DI Containers implement this lazitly, because it is typically impossible for the Container to figure out which closed types the application might ask for in advance and it is impossible to register all possible closed types for a given open-generic type. For instance, let's say you registered an ILogger<T> . Its generic type argument T can be any possible (non-static) .NET type, including types from assemblies that haven't—yet—been loaded.

This makes the registration of an open-generic type special compared to normal AddTransient<A, B>() registrations, in the sense that there won't exist a direct mapping between the registered open-generic type and an constructable implementation. For instance, you might register AddTransient(typeof(ILogger<>), typeof(Logger<>)) , thus ILogger<T> with an implementation of Logger<T> , but its impossible to create an Logger<T> . You can, on the other hand, construct a Logger<object> or Logger<string> , but not Logger<T> as it is open-generic.

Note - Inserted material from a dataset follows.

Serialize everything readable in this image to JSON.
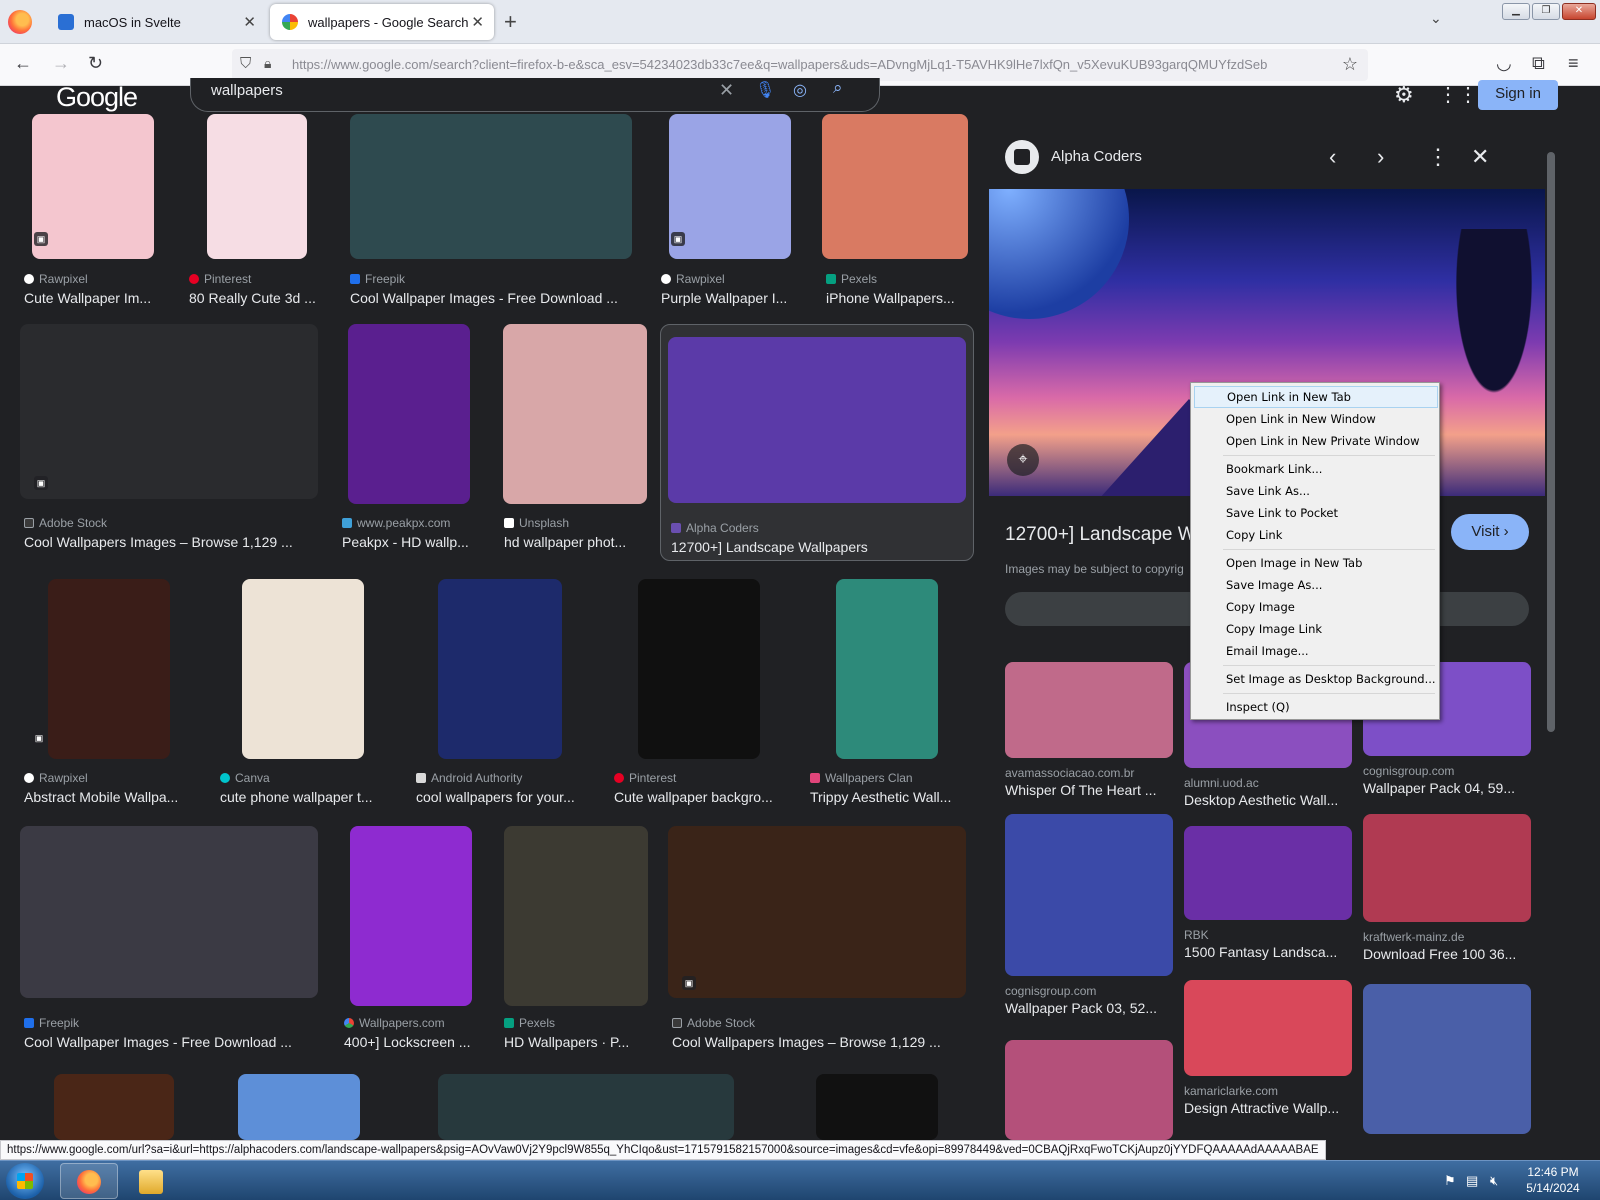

This means that, under the covers, the DI Container is able to 'redirect' the request for ILogger<object> to its generic sub system, which will figure out which exact implementation for Logger<T> matches that of the ILogger<object> request. Because the mapping between the two can become very complex especially because of the existence of generic type constraints, this sub system is very sophisticated in some of the DI Containers. Once the DI Container constructed the correct closed-generic type, it will usually cache this type and the construction of it to improve future look-ups of that same closed-generic abstraction. But when a request for a different closed version—say ILogger<string> —comes in, the lookup process starts all over again.